The Father, la maladie emportant le réel

Récompensé aux Oscars plus tôt dans l’année, The Father du réalisateur Français Florian Zeller est sorti en salles au mois de mai. Mais comme il n’est jamais trop tard pour parler des bons films, il est temps de dire quelques mots sur cette adaptation de la pièce de théâtre du même nom, où Anthony Hopkins et Olivia Colman se donnent la réplique dans un récit aussi glaçant que bouleversant.

« The Father raconte la trajectoire intérieure d’un homme de 81 ans, Anthony, dont la réalité se brise peu à peu sous nos yeux. Mais c’est aussi l’histoire d’Anne, sa fille, qui tente de l’accompagner dans un labyrinthe de questions sans réponses. » (UGC Distribution).

Sean Gleason © NEW ZEALAND TRUST CORPORATION AS TRUSTEE FOR ELAROF – CHANNEL FOUR TELEVISION CORPORATION – TRADEMARK FATHER LIMITED – F COMME FILM – CINÉ-@ – ORANGE STUDIO. 2020

La famille comme dernier pilier

Parler de la maladie, et a fortiori d’une maladie aussi effrayante qu’Alzheimer, est un exercice qu’avait déjà réalisé avec talent Wash Westmoreland et Richard Glatzer dans le très beau Still Alice. Si la maladie effraye autant qu’elle fascine au cinéma, c’est parce que la lente dégénérescence qu’elle provoque est foncièrement cinématographique. Et Florian Zeller l’utilise à sa guise pour en faire le propos de sa mise en scène. The Father impressionne en laissant les spectateur·ice·s dans le flou. A la manière de la personne atteinte d’Alzheimer qui oublie tout, peu à peu, ou de ses proches qui peinent à comprendre ce qu’il se passe, on voit les personnages changer de visage, être présents ou non, raconter des histoires à la chronologie qui s’entremêle, comme si nous étions dans la peau d’un homme qui ne parvient plus à reconnaître sa propre fille ou qui n’est plus très sûr de savoir ce qu’elle lui a dit quelques minutes plus tôt. Un exercice de style fascinant et terriblement fort, que Florian Zeller mène avec un talent insoupçonné, réussissant à s’approprier les codes du cinéma après avoir brillé au théâtre.

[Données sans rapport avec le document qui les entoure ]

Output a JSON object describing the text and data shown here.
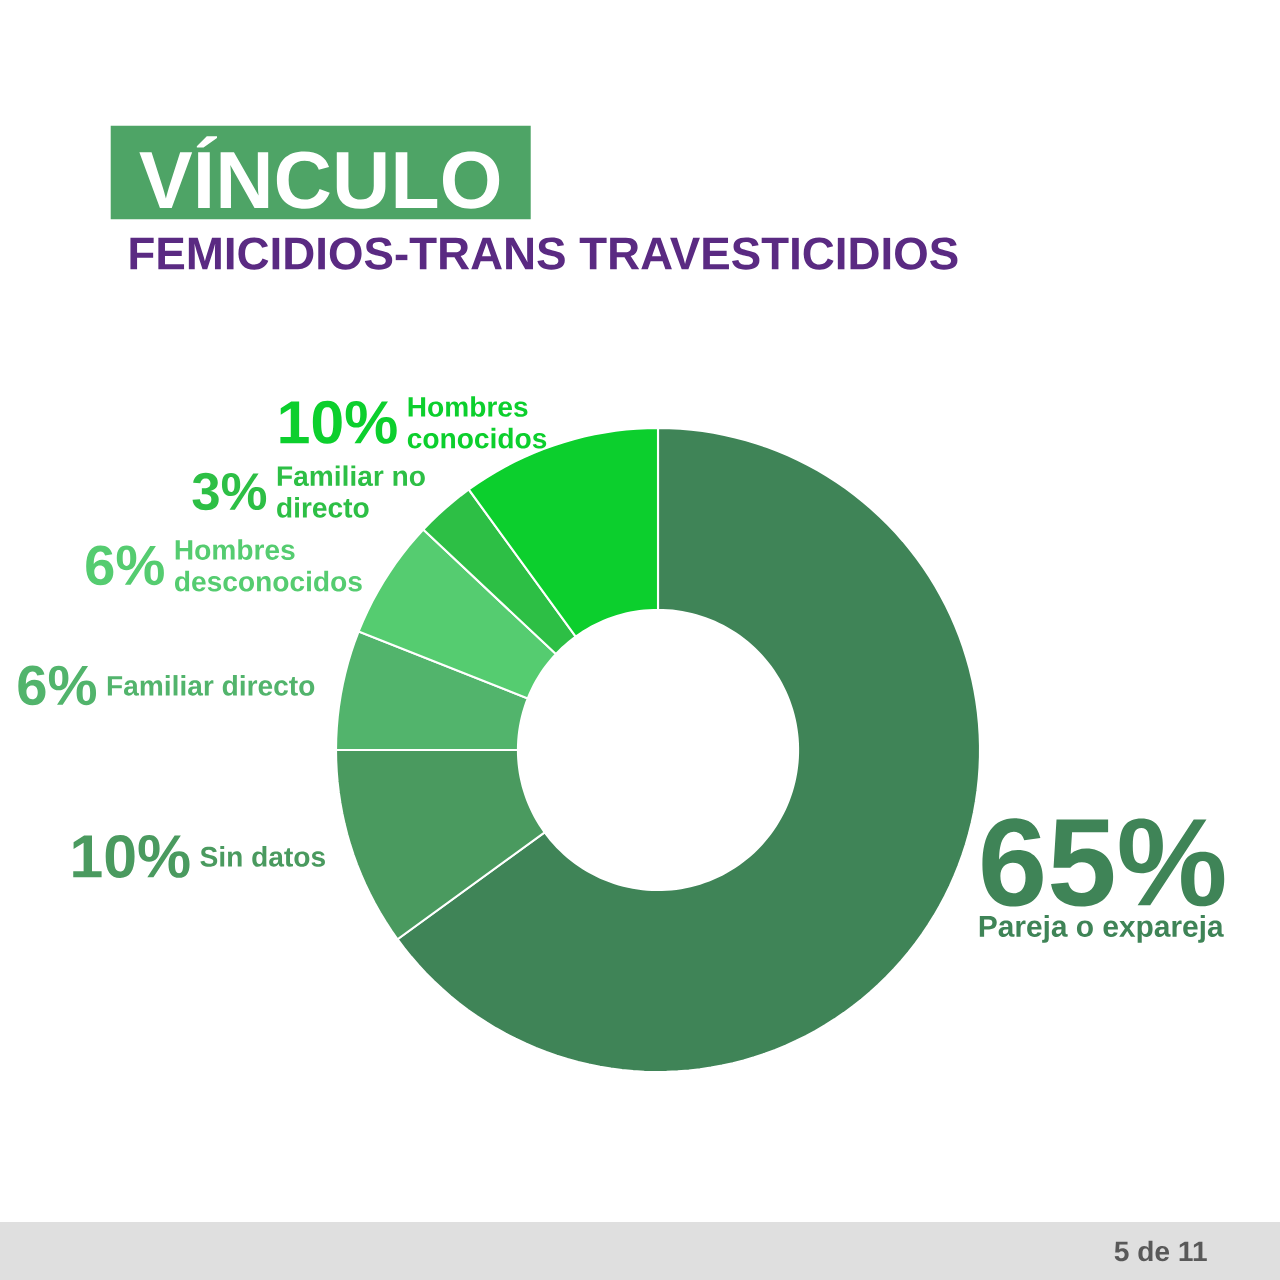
{
  "chart_data": {
    "type": "donut",
    "title": "VÍNCULO",
    "subtitle": "FEMICIDIOS-TRANS TRAVESTICIDIOS",
    "categories": [
      "Pareja o expareja",
      "Sin datos",
      "Familiar directo",
      "Hombres desconocidos",
      "Familiar no directo",
      "Hombres conocidos"
    ],
    "values": [
      65,
      10,
      6,
      6,
      3,
      10
    ],
    "value_labels": [
      "65%",
      "10%",
      "6%",
      "6%",
      "3%",
      "10%"
    ],
    "colors": [
      "#3f8457",
      "#4a9a5f",
      "#52b46c",
      "#55cc70",
      "#2dbf45",
      "#0ccf2d"
    ],
    "annotations": [
      "5 de 11"
    ]
  }
}
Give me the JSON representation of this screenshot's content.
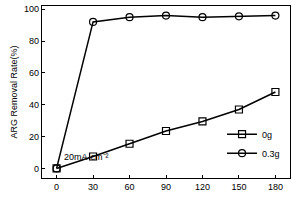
{
  "chart_data": {
    "type": "line",
    "y_label": "ARG Removal Rate(%)",
    "annotation": "20mA·cm⁻²",
    "x": [
      0,
      30,
      60,
      90,
      120,
      150,
      180
    ],
    "series": [
      {
        "name": "0g",
        "color": "#000000",
        "marker": "square-open",
        "values": [
          0,
          7.5,
          15.5,
          23.5,
          29.5,
          37,
          48
        ]
      },
      {
        "name": "0.3g",
        "color": "#000000",
        "marker": "circle-open",
        "values": [
          0,
          92,
          95,
          96,
          95,
          95.5,
          96
        ]
      }
    ],
    "xlim": [
      -12,
      192
    ],
    "xticks": [
      0,
      30,
      60,
      90,
      120,
      150,
      180
    ],
    "ylim": [
      -6,
      102
    ],
    "yticks": [
      0,
      20,
      40,
      60,
      80,
      100
    ],
    "grid": false,
    "legend": "bottom right"
  }
}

Superbe expérience cinématographique, The Father captive autant qu’il bouleverse, bien qu’on puisse lui reprocher une certaine froideur qui entache parfois l’émotion du film, provoquant un certain détachement. Mais le réalisateur parvient à obtenir de telles performances de ses acteur·ice·s qu’il est difficile de ne pas se laisser emporter par un film qui parle de drame sans misérabilisme. Olivia Colman et Anthony Hopkins forment un duo formidable, saisissant les difficiles émotions qui traversent le père et la fille alors que d’un moment à l’autre, l’humeur change du tout au tout, avec une maladie qui rappelle sa réalité à des moments où les choses semblent s’améliorer. Les relations sont d’autant plus fortes que le film est une réussite visuelle.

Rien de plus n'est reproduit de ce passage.